Your income, your lifestyle and more importantly your life expectancy is determined by your job, which in turn is determined by which university you went to - which is largely determined by which school you went to. Nothing new in this, why do you think the rich pay so much for their kids to go to private school? Don’t Oxford and Cambridge have more pupils from private schools? Isn’t the Cabinet made up of people who went to Eton and then Oxford or Cambridge?

What is new is how competitive and expensive it is to get into university. Which means brains and academic achievement do not in themselves guarantee a place. Your university application needs to be supported by an impressive list of interests and skills which make you stand out.

Sporting prowess has always been valued by university admission tutors but we are not talking about playing for the school first eleven, you need to have represented at a county level at least. Being a chess champion, playing a musical instrument and voluntary work with the homeless are clearly not something you can suddenly embark on in your last year in sixth form. You need to demonstrate that you have always been a talented, creative and interesting person with a social conscience and a good team spirit.

What better than voluntary work in your local hospital?

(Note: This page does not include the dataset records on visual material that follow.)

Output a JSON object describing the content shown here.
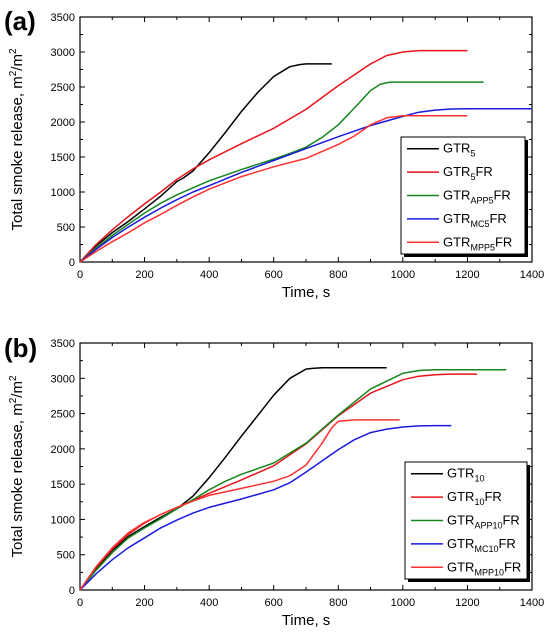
{
  "chart_data": [
    {
      "type": "line",
      "panel_label": "(a)",
      "xlabel": "Time, s",
      "ylabel": "Total smoke release, m",
      "ylabel_sup1": "2",
      "ylabel_mid": "/m",
      "ylabel_sup2": "2",
      "xlim": [
        0,
        1400
      ],
      "ylim": [
        0,
        3500
      ],
      "xticks": [
        0,
        200,
        400,
        600,
        800,
        1000,
        1200,
        1400
      ],
      "yticks": [
        0,
        500,
        1000,
        1500,
        2000,
        2500,
        3000,
        3500
      ],
      "grid": false,
      "legend_position": "bottom-right",
      "series": [
        {
          "name": "GTR",
          "sub": "5",
          "suffix": "",
          "color": "#000000",
          "x": [
            0,
            50,
            100,
            150,
            200,
            250,
            300,
            320,
            350,
            400,
            450,
            500,
            550,
            600,
            650,
            680,
            700,
            740,
            780
          ],
          "y": [
            0,
            230,
            420,
            580,
            760,
            940,
            1150,
            1200,
            1300,
            1560,
            1850,
            2150,
            2420,
            2650,
            2790,
            2820,
            2830,
            2830,
            2830
          ]
        },
        {
          "name": "GTR",
          "sub": "5",
          "suffix": "FR",
          "color": "#e8141b",
          "x": [
            0,
            50,
            100,
            150,
            200,
            250,
            300,
            350,
            400,
            500,
            600,
            700,
            800,
            900,
            950,
            1000,
            1050,
            1100,
            1200
          ],
          "y": [
            0,
            250,
            460,
            650,
            830,
            1000,
            1180,
            1330,
            1460,
            1690,
            1910,
            2180,
            2520,
            2830,
            2950,
            3000,
            3020,
            3020,
            3020
          ]
        },
        {
          "name": "GTR",
          "sub": "APP5",
          "suffix": "FR",
          "color": "#16861d",
          "x": [
            0,
            50,
            100,
            150,
            200,
            250,
            300,
            350,
            400,
            500,
            600,
            650,
            700,
            750,
            800,
            850,
            900,
            930,
            960,
            1000,
            1100,
            1250
          ],
          "y": [
            0,
            200,
            380,
            540,
            700,
            840,
            960,
            1060,
            1160,
            1320,
            1470,
            1550,
            1640,
            1780,
            1960,
            2200,
            2450,
            2540,
            2570,
            2570,
            2570,
            2570
          ]
        },
        {
          "name": "GTR",
          "sub": "MC5",
          "suffix": "FR",
          "color": "#1a1ae0",
          "x": [
            0,
            50,
            100,
            150,
            200,
            250,
            300,
            350,
            400,
            500,
            600,
            700,
            800,
            900,
            1000,
            1050,
            1100,
            1150,
            1200,
            1300,
            1400
          ],
          "y": [
            0,
            180,
            350,
            500,
            640,
            770,
            890,
            1000,
            1090,
            1280,
            1450,
            1620,
            1790,
            1950,
            2080,
            2140,
            2170,
            2185,
            2190,
            2190,
            2190
          ]
        },
        {
          "name": "GTR",
          "sub": "MPP5",
          "suffix": "FR",
          "color": "#ff3030",
          "x": [
            0,
            50,
            100,
            150,
            200,
            250,
            300,
            350,
            400,
            500,
            600,
            700,
            800,
            850,
            900,
            950,
            1000,
            1050,
            1100,
            1200
          ],
          "y": [
            0,
            150,
            290,
            420,
            560,
            680,
            810,
            930,
            1040,
            1220,
            1360,
            1480,
            1680,
            1800,
            1960,
            2060,
            2090,
            2090,
            2090,
            2090
          ]
        }
      ]
    },
    {
      "type": "line",
      "panel_label": "(b)",
      "xlabel": "Time, s",
      "ylabel": "Total smoke release, m",
      "ylabel_sup1": "2",
      "ylabel_mid": "/m",
      "ylabel_sup2": "2",
      "xlim": [
        0,
        1400
      ],
      "ylim": [
        0,
        3500
      ],
      "xticks": [
        0,
        200,
        400,
        600,
        800,
        1000,
        1200,
        1400
      ],
      "yticks": [
        0,
        500,
        1000,
        1500,
        2000,
        2500,
        3000,
        3500
      ],
      "grid": false,
      "legend_position": "bottom-right",
      "series": [
        {
          "name": "GTR",
          "sub": "10",
          "suffix": "",
          "color": "#000000",
          "x": [
            0,
            50,
            100,
            150,
            200,
            250,
            300,
            350,
            400,
            450,
            500,
            550,
            600,
            650,
            700,
            720,
            750,
            800,
            900,
            950
          ],
          "y": [
            0,
            300,
            560,
            760,
            900,
            1030,
            1150,
            1330,
            1590,
            1880,
            2180,
            2470,
            2760,
            3000,
            3130,
            3140,
            3150,
            3150,
            3150,
            3150
          ]
        },
        {
          "name": "GTR",
          "sub": "10",
          "suffix": "FR",
          "color": "#e8141b",
          "x": [
            0,
            50,
            100,
            150,
            200,
            250,
            300,
            350,
            400,
            500,
            600,
            700,
            800,
            900,
            1000,
            1050,
            1100,
            1150,
            1230
          ],
          "y": [
            0,
            320,
            580,
            790,
            950,
            1070,
            1170,
            1270,
            1370,
            1560,
            1760,
            2070,
            2470,
            2790,
            2980,
            3030,
            3050,
            3060,
            3060
          ]
        },
        {
          "name": "GTR",
          "sub": "APP10",
          "suffix": "FR",
          "color": "#16861d",
          "x": [
            0,
            50,
            100,
            150,
            200,
            250,
            300,
            350,
            400,
            450,
            500,
            600,
            700,
            800,
            900,
            1000,
            1050,
            1100,
            1200,
            1320
          ],
          "y": [
            0,
            280,
            530,
            740,
            880,
            1010,
            1150,
            1280,
            1420,
            1540,
            1640,
            1800,
            2080,
            2480,
            2850,
            3070,
            3110,
            3120,
            3120,
            3120
          ]
        },
        {
          "name": "GTR",
          "sub": "MC10",
          "suffix": "FR",
          "color": "#1a1ae0",
          "x": [
            0,
            50,
            100,
            150,
            200,
            250,
            300,
            350,
            400,
            500,
            600,
            650,
            700,
            750,
            800,
            850,
            900,
            950,
            1000,
            1050,
            1100,
            1150
          ],
          "y": [
            0,
            230,
            430,
            600,
            740,
            880,
            990,
            1090,
            1170,
            1290,
            1420,
            1520,
            1670,
            1830,
            1990,
            2130,
            2230,
            2280,
            2310,
            2325,
            2330,
            2330
          ]
        },
        {
          "name": "GTR",
          "sub": "MPP10",
          "suffix": "FR",
          "color": "#ff3030",
          "x": [
            0,
            50,
            100,
            150,
            200,
            250,
            300,
            350,
            400,
            500,
            600,
            650,
            700,
            750,
            780,
            800,
            850,
            900,
            990
          ],
          "y": [
            0,
            330,
            600,
            810,
            960,
            1070,
            1170,
            1260,
            1340,
            1440,
            1540,
            1620,
            1770,
            2080,
            2300,
            2390,
            2410,
            2410,
            2410
          ]
        }
      ]
    }
  ]
}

Obviously you have a much better chance of getting into medical school if one of your parents is a doctor but perhaps each GP surgery could be linked with a local school so that bright sixth formers from deprived back grounds could shadow the practice nurse or be mentored by one of the GPs.     

Just as your parents started your university fund when you were born acquiring the right experiences can’t start too early. You need to do your homework to get your grades but you also need to keep at the piano lesions, if bat and ball aren’t your thing then swimming or cross country will have to do and of course you can’t drop either of those foreign languages but they may be helpful on your gap year in Africa.

In other words your very bright working class kid has even less chance of getting a place at the right uni and therefore going on to enjoy a healthier and longer life. Unless of course you were sponsored by your local GP commissioning consortium - cheaper in the long term!